The Aeslin Mice. These are the best ever, I swear. The mice are part of a large group originally found (and protected) by Verity’s great-great grandmother (I think; maybe one more “great?”) just before the family left the Covenant. They are sentient cryptids who are deeply, fanatically religious. Their gods? The men of the Price family. Women are seen as high priestesses. The mice also act as oral historians, as all of their rites and celebrations are events from the Price family’s history.

Whenever something happens, whether it’s Verity surviving an attack or simply waking up in the morning, the mice rejoice, generally in a very loud, celebratory way. “Hail! The Arboreal Priestess’s Return to Consciousness!” Every person in Verity’s orbit gets their own title designation. In a later book, when Verity’s Uncle Mike comes for a visit and is complaining about her not eating enough, he has a pot roast cooking in the oven. It’s clear that this is an ongoing issue he chides her about regularly when the Aeslin Mice hail him as “God of Goddammit, Eat Something Already.” Haha! I love the mice!

I’m staying away from the plot deliberately to avoid spoilers, but I will say that it works perfectly fine as a standard urban fantasy plot. What makes it interesting is the setting and environment.

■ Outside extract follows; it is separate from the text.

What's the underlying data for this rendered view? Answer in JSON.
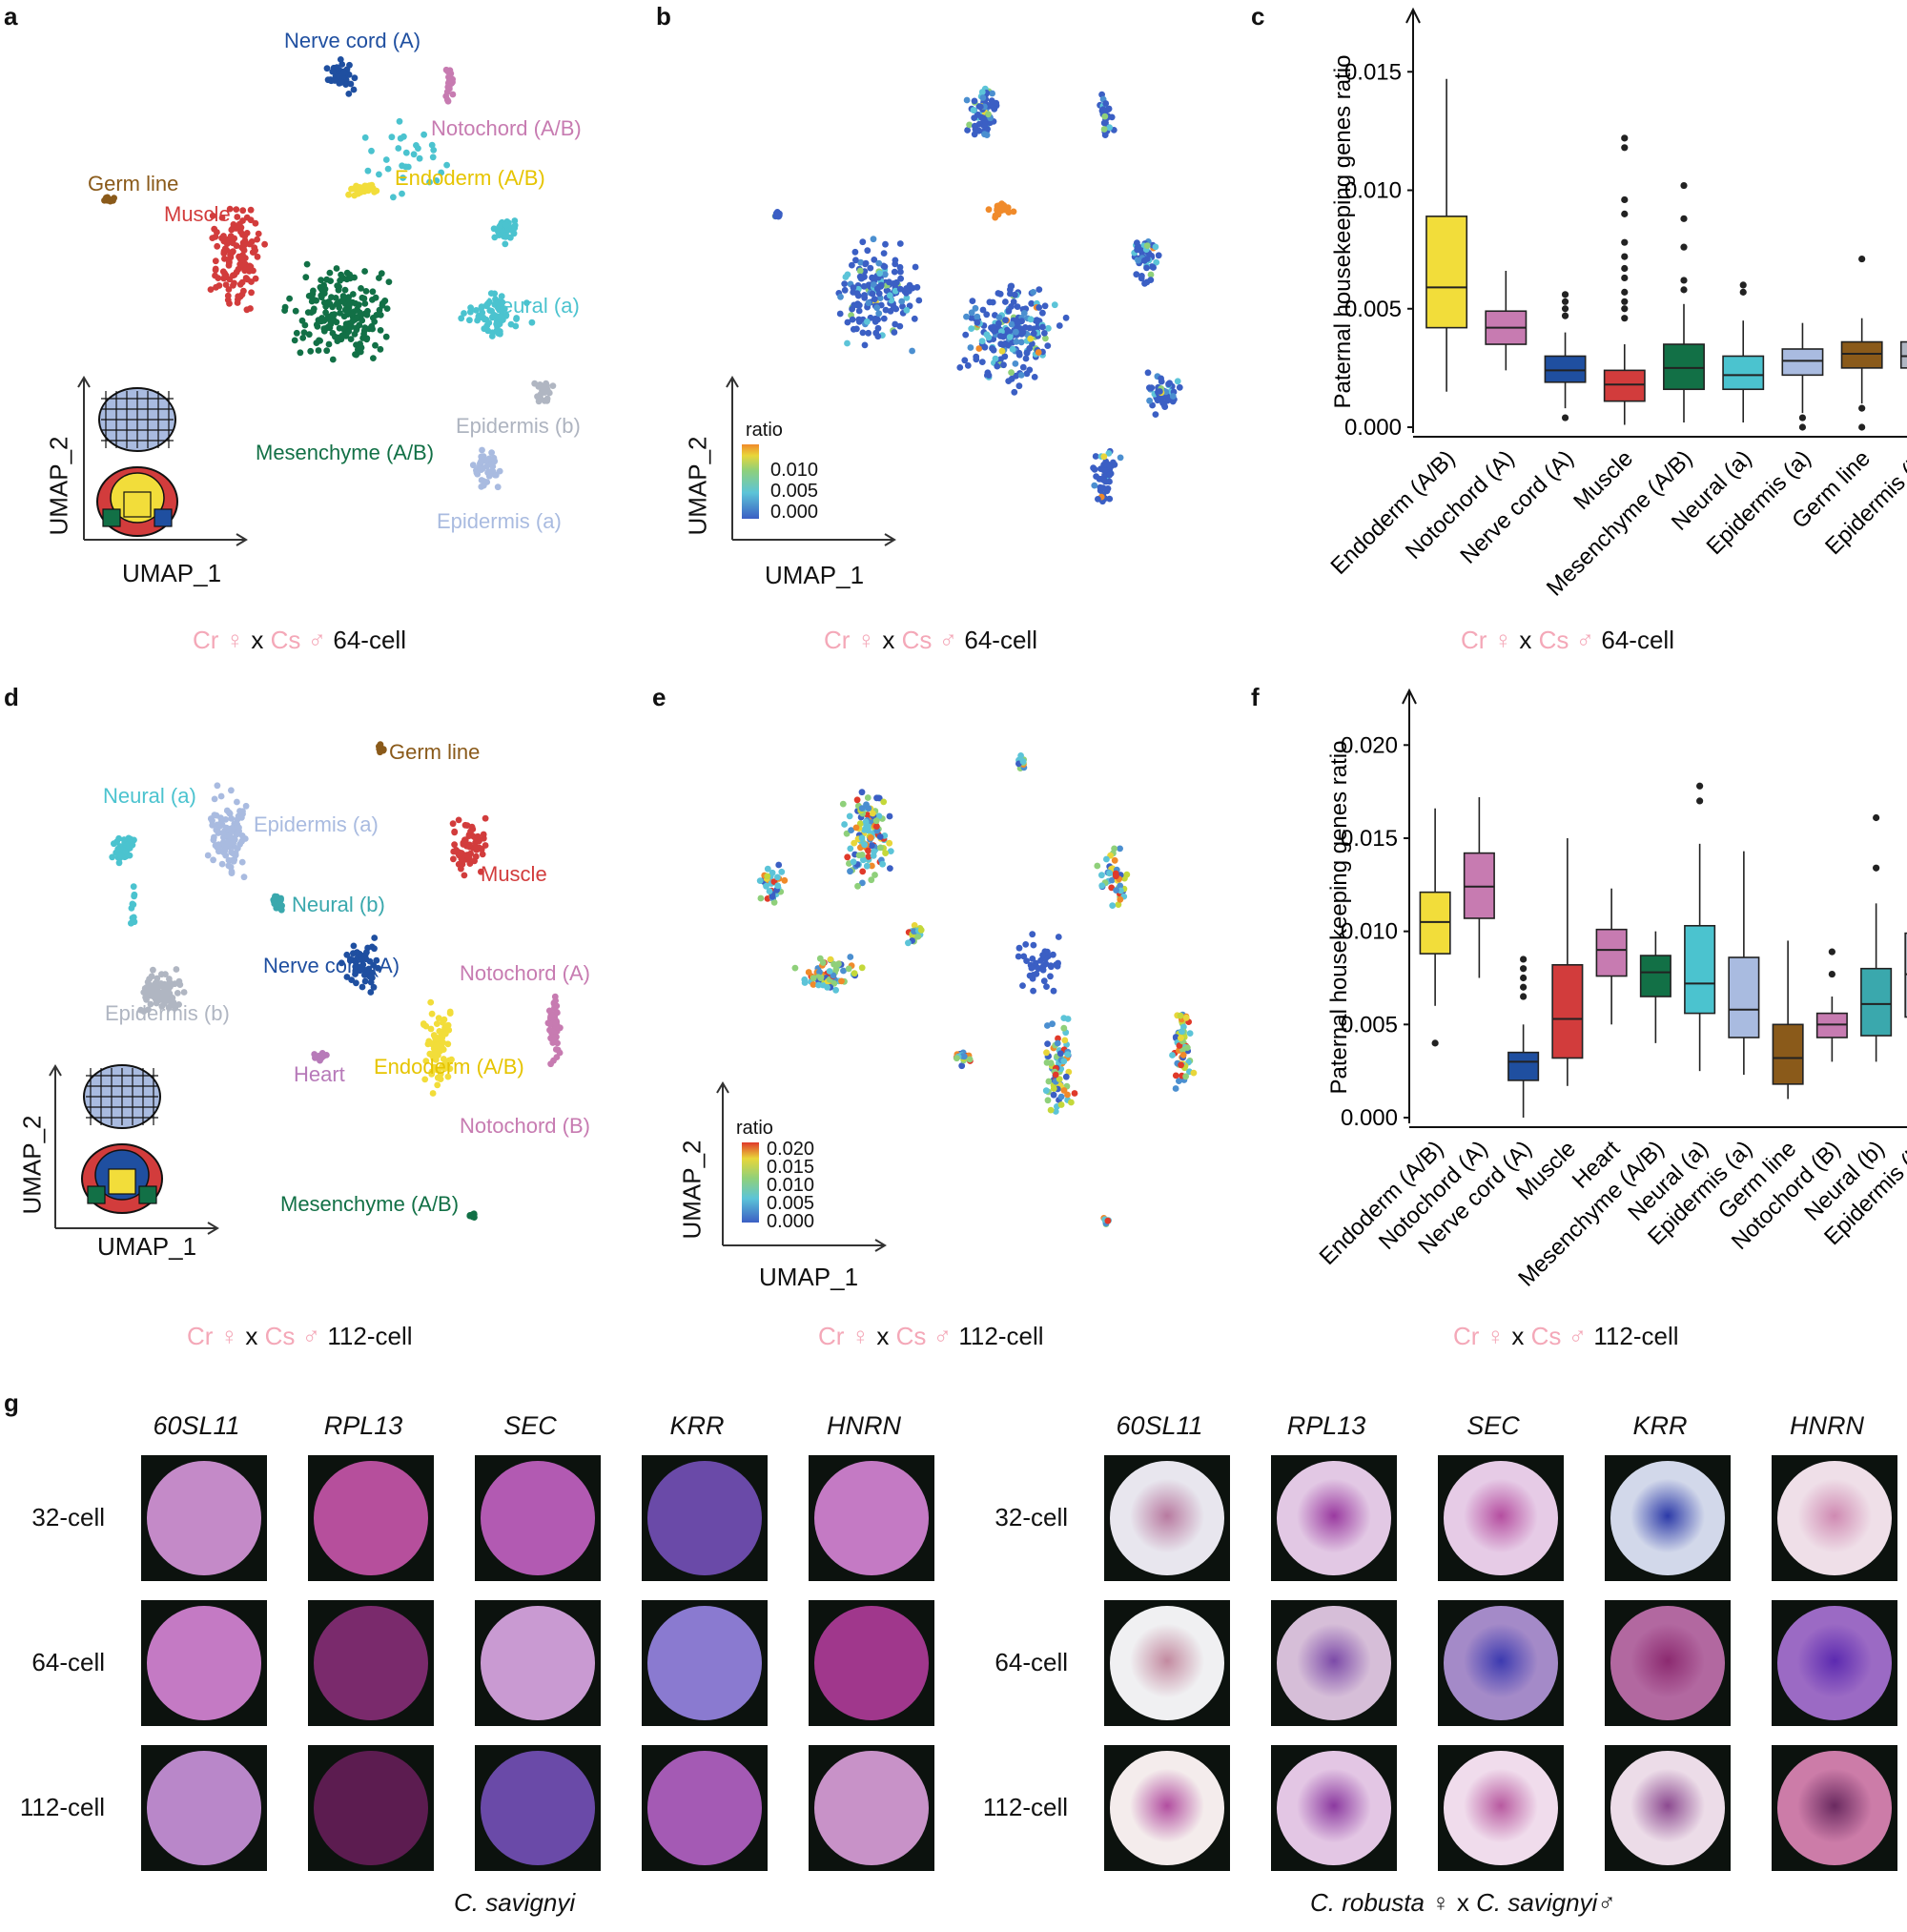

Things I didn’t love as much:

Most of my complaints about the book are likely not going to be as bothersome for people who don’t reside in my head. They’re mostly writing issues. Too many frou-frou speech tags, hissing that doesn’t contain sibilant sounds. And blinking as an indicator of surprise. These are all editorial issues for me, and while they’d be fine in moderation, they’re very much a crutch for the author, especially the blinking. In a 5-minute span, there were three different instances of someone blinking at someone else. I find it to be lazy writing, and I’m hoping she tones it down in future books.

In Conclusion: Well, I’m sure you can tell that I enjoyed this book. I’m currently listening to Book 3, which features Verity’s brother Alex and is set in Ohio. 

If you don’t mind a lot of blinking (SO MUCH BLINKING), and you enjoy urban fantasy, I definitely recommend this fun series from Seanan McGuire!